Two skeletons were found by the archaeology team, one a fully articulated set of male remains and the other a disarticulated female skeleton. The male skeleton was found in the choir area of the church, this is an area where people of high status were usually buried. The female remains were found in the presbytery. The remains were excavated by Dr Turi King from the Department of Genetics along with Dr Jo Appleby and Matthew Morris from the Department of Archaeology.
So why did we think that it was Richard III?
1. The remains are that of an adult male.
2. The choir is the area reported in the historical record as the burial place of King Richard III. John Rous reports that Richard ‘at last was buried in the choir of the Friars Minor at Leicester’.
3. The skeleton has a number of injuries to the skull consistent with having been made by a bladed instrument.
4. The skeleton found in the choir area has spinal abnormalities consistent with someone having severe scoliosis (a curved spine – not a hunchback as Richard is sometimes depicted as being).
Subsequent DNA analysis has confirmed that the skeleton is indeed that of King Richard III.
The Department of Engineering’s expertise is analyzing tool marks in cases involving dismemberment using advanced techniques such as micro-computed tomography and microscopy such as environmental scanning electron microscopy and stereo microscopy. These advanced techniques allow us to look at the details of striations, 3D profile and other fine details and link this to the probable tools or weapons that caused the injury. We work closely with the East Midlands Forensic Pathology Unit on recent cases (such as the Peter Tobin/Vicky Hamilton case) or older cases with the School of Archaeology and Ancient History. This talk discussed our contribution and showed some of our in depth analysis of the wounds and weapons.
1 May 2013
Representing young Muslim men as a ‘suspect community’: Religion, masculinity and social/cultural exclusions
Professor Máirtín Mac an Ghaill
This seminar emerged out of the Children, Young People and Families Research Centre conference ‘Growing Up in Britain’ held at Newman in September 2012. One important theme identified was the impact of contemporary social inequalities and cultural difference on young people’s lives.

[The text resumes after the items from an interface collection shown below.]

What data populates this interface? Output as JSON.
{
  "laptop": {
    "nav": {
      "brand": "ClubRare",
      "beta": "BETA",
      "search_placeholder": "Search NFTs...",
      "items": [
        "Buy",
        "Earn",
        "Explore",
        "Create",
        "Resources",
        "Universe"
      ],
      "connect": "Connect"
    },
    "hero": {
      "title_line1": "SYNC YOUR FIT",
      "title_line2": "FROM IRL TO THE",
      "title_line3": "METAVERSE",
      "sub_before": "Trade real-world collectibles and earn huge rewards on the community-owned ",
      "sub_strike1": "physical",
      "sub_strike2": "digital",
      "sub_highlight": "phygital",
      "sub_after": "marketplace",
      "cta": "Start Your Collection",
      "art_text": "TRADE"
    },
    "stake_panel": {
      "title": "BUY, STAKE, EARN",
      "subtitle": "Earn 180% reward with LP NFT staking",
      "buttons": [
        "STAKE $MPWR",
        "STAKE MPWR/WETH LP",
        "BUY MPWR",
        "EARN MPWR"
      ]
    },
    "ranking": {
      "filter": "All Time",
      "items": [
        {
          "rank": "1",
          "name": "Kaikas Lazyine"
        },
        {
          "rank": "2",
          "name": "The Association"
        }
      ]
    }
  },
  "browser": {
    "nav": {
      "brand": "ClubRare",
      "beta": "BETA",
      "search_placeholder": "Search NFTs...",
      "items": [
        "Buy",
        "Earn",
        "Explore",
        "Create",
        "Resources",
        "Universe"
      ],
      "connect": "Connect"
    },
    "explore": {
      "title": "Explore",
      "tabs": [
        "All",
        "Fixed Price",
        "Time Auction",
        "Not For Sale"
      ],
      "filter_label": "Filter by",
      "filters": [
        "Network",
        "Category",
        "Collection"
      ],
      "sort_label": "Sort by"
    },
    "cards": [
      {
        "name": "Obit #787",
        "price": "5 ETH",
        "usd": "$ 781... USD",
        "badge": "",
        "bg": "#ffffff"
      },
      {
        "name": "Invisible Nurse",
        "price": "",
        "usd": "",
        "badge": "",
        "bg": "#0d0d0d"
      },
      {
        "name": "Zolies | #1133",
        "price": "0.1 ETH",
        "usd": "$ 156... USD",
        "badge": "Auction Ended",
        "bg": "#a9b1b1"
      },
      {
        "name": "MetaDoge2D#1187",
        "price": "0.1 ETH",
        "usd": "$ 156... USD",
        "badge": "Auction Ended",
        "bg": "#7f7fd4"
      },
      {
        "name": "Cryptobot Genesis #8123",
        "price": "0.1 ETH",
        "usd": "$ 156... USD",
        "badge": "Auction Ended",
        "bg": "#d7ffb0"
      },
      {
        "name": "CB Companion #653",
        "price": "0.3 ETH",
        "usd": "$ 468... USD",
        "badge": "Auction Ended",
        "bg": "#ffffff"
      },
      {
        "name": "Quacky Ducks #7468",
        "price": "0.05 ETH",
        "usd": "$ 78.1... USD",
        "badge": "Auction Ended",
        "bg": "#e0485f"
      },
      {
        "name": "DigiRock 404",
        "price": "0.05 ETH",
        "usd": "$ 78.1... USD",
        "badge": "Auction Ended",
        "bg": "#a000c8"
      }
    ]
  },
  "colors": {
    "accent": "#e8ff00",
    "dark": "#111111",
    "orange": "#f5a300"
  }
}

Reporting from a three year ethnographic study, Professor Mac an Ghaill addressed three questions. What does it mean to be a young Muslim man in Birmingham? How has racial stereotyping of young Muslim men in the media and schools shifted in recent years? Is the notion of racialization more appropriate than Islamophobia to explain the multiple oppressions experienced by the Muslim community?
The discussion was situated within the context of minorities’ experiences of Newman’s pedagogy and general university life.